PROVO — Sarah Turner trusted her husband with her life. Little did she know Paul Turner wanted to see her dead.

A shocked Sarah Turner learned in October that her husband, a Brigham Young University student and employee at the LDS Church's Missionary Training Center, tried repeatedly to poison her and their unborn child.

Sarah Turner's life was turned upside down the day police informed her that Paul Turner harbored a dark secret — an addiction to Internet pornography that drove him to try to kill her rather than face her scorn.

On Thursday, 4th District Court Judge Anthony Schofield sentenced Paul Turner, charged with four felony counts of attempted aggravated murder, to serve up to 15 years in prison.

Prosecutors called Paul Turner an "enigma."

On the outside, he appeared to be a a churchgoing student who worked hard to support his young family.

Yet, Paul Turner tried to hide his porn-viewing habit from his family, friends and church leaders.

Utah County prosecutors said Paul Turner's MTC boss once confronted him with evidence Turner downloaded pornography at work. Turner denied responsibility.
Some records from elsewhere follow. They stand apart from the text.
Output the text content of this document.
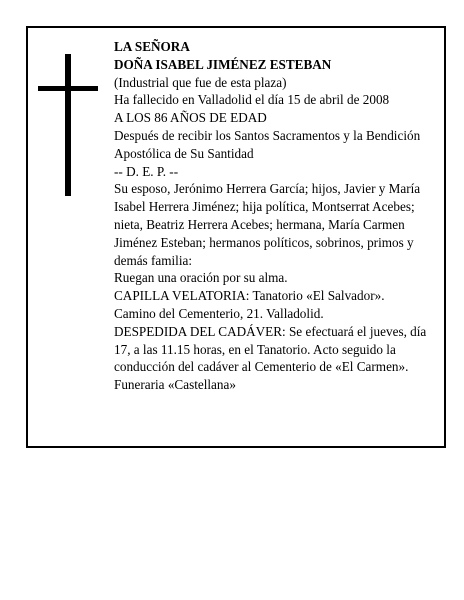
LA SEÑORA

DOÑA ISABEL JIMÉNEZ ESTEBAN

(Industrial que fue de esta plaza)

Ha fallecido en Valladolid el día 15 de abril de 2008

A LOS 86 AÑOS DE EDAD

Después de recibir los Santos Sacramentos y la Bendición Apostólica de Su Santidad

-- D. E. P. --

Su esposo, Jerónimo Herrera García; hijos, Javier y María Isabel Herrera Jiménez; hija política, Montserrat Acebes; nieta, Beatriz Herrera Acebes; hermana, María Carmen Jiménez Esteban; hermanos políticos, sobrinos, primos y demás familia:

Ruegan una oración por su alma.

CAPILLA VELATORIA: Tanatorio «El Salvador».

Camino del Cementerio, 21. Valladolid.

DESPEDIDA DEL CADÁVER: Se efectuará el jueves, día 17, a las 11.15 horas, en el Tanatorio. Acto seguido la conducción del cadáver al Cementerio de «El Carmen».

Funeraria «Castellana»
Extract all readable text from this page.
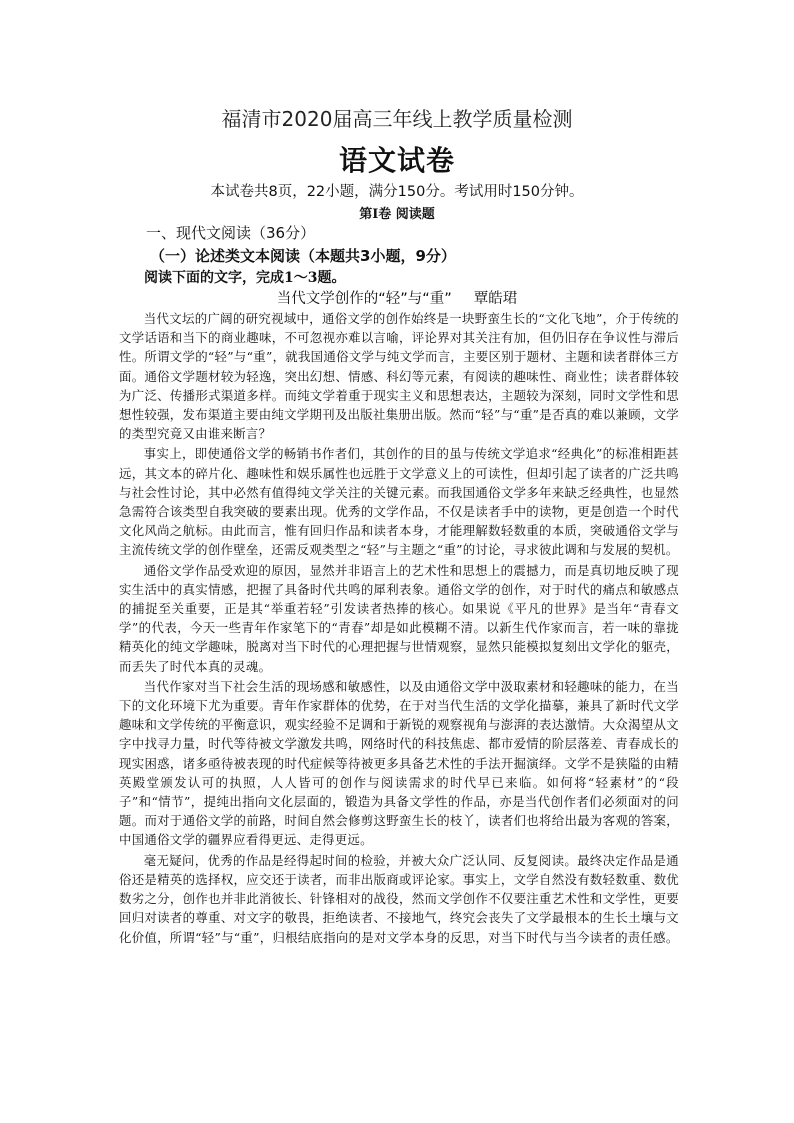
福清市2020届高三年线上教学质量检测
语文试卷
本试卷共8页，22小题，满分150分。考试用时150分钟。
第Ⅰ卷 阅读题
一、现代文阅读（36分）
（一）论述类文本阅读（本题共3小题，9分）
阅读下面的文字，完成1～3题。
当代文学创作的“轻”与“重” 覃皓珺

当代文坛的广阔的研究视域中，通俗文学的创作始终是一块野蛮生长的“文化飞地”，介于传统的文学话语和当下的商业趣味，不可忽视亦难以言喻，评论界对其关注有加，但仍旧存在争议性与滞后性。所谓文学的“轻”与“重”，就我国通俗文学与纯文学而言，主要区别于题材、主题和读者群体三方面。通俗文学题材较为轻逸，突出幻想、情感、科幻等元素，有阅读的趣味性、商业性；读者群体较为广泛、传播形式渠道多样。而纯文学着重于现实主义和思想表达，主题较为深刻，同时文学性和思想性较强，发布渠道主要由纯文学期刊及出版社集册出版。然而“轻”与“重”是否真的难以兼顾，文学的类型究竟又由谁来断言？

事实上，即使通俗文学的畅销书作者们，其创作的目的虽与传统文学追求“经典化”的标准相距甚远，其文本的碎片化、趣味性和娱乐属性也远胜于文学意义上的可读性，但却引起了读者的广泛共鸣与社会性讨论，其中必然有值得纯文学关注的关键元素。而我国通俗文学多年来缺乏经典性，也显然急需符合该类型自我突破的要素出现。优秀的文学作品，不仅是读者手中的读物，更是创造一个时代文化风尚之航标。由此而言，惟有回归作品和读者本身，才能理解数轻数重的本质，突破通俗文学与主流传统文学的创作壁垒，还需反观类型之“轻”与主题之“重”的讨论，寻求彼此调和与发展的契机。

通俗文学作品受欢迎的原因，显然并非语言上的艺术性和思想上的震撼力，而是真切地反映了现实生活中的真实情感，把握了具备时代共鸣的犀利表象。通俗文学的创作，对于时代的痛点和敏感点的捕捉至关重要，正是其“举重若轻”引发读者热捧的核心。如果说《平凡的世界》是当年“青春文学”的代表，今天一些青年作家笔下的“青春”却是如此模糊不清。以新生代作家而言，若一味的靠拢精英化的纯文学趣味，脱离对当下时代的心理把握与世情观察，显然只能模拟复刻出文学化的躯壳，而丢失了时代本真的灵魂。

当代作家对当下社会生活的现场感和敏感性，以及由通俗文学中汲取素材和轻趣味的能力，在当下的文化环境下尤为重要。青年作家群体的优势，在于对当代生活的文学化描摹，兼具了新时代文学趣味和文学传统的平衡意识，观实经验不足调和于新锐的观察视角与澎湃的表达激情。大众渴望从文字中找寻力量，时代等待被文学激发共鸣，网络时代的科技焦虑、都市爱情的阶层落差、青春成长的现实困惑，诸多亟待被表现的时代症候等待被更多具备艺术性的手法开掘演绎。文学不是狭隘的由精英殿堂颁发认可的执照，人人皆可的创作与阅读需求的时代早已来临。如何将“轻素材”的“段子”和“情节”，提纯出指向文化层面的，锻造为具备文学性的作品，亦是当代创作者们必须面对的问题。而对于通俗文学的前路，时间自然会修剪这野蛮生长的枝丫，读者们也将给出最为客观的答案，中国通俗文学的疆界应看得更远、走得更远。

毫无疑问，优秀的作品是经得起时间的检验，并被大众广泛认同、反复阅读。最终决定作品是通俗还是精英的选择权，应交还于读者，而非出版商或评论家。事实上，文学自然没有数轻数重、数优数劣之分，创作也并非此消彼长、针锋相对的战役，然而文学创作不仅要注重艺术性和文学性，更要回归对读者的尊重、对文字的敬畏，拒绝读者、不接地气，终究会丧失了文学最根本的生长土壤与文化价值，所谓“轻”与“重”，归根结底指向的是对文学本身的反思，对当下时代与当今读者的责任感。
"He is an enigma to me," said Deputy Utah County Attorney Jeff Buhman. "He is different and unusual from all the other defendants that we usually deal with. There's no rational explanation for his actions."

Paul Turner's story unraveled in October.

Paul Turner, feeling guilt over the attempts to kill his wife, approached his Mormon bishop and confessed.

Police say the ecclesiastical leader encouraged Paul Turner to turn himself in to police. He followed the advice.

Paul Turner told police he tried to kill his wife by making cookies and a sandwich, each laced with rat poison.

When that didn't work, he switched the injection medication she was taking for her pregnancy with fish-tank cleaner. He also made spaghetti sauce using what he believed were poisonous mushrooms.

Police also say Turner visited Web sites that told Internet visitors how to hire a hit man.

"I believe that he was fully aware of what he was doing. He tried to kill me and my child," Sarah Turner said during a hearing Wednesday in Provo.

As she spoke, her ex-husband began to cry.

Psychological reports indicate that Turner is "impulsive" and "dangerously addicted to pornography," Buhman said.

But exams show Turner shows no sign of mental illness.

Tom Means, a public-defense attorney assigned to represent Paul Turner, begged the judge for leniency.

Means reminded the judge that Turner confessed to a crime police never would have uncovered.

In addition, he said, Paul Turner had no past criminal history.

Turner's father, Kay Turner, also urged the court to help his son get the help he needs to join society again.

"Tragedy has been the result of this occurrence," Schofield said, referring to all parties involved in the Turner case. "Truly these folks have suffered tragedy."

Schofield, who ultimately deemed Paul Turner a threat to society, gave Paul Turner 257 days credit for the time he's already spent in jail.

Schofield said he will recommend to Utah's State Board of Pardons that Paul Turner be provided therapy and given credit for turning himself in to police.

Outside court, Sarah Turner and family members declined additional comment.

Sarah Turner, who publicly forgave her ex-husband during Wednesday's hearing, filed for divorce in April.

During a divorce hearing, Paul Turner surrendered parental rights to his daughter.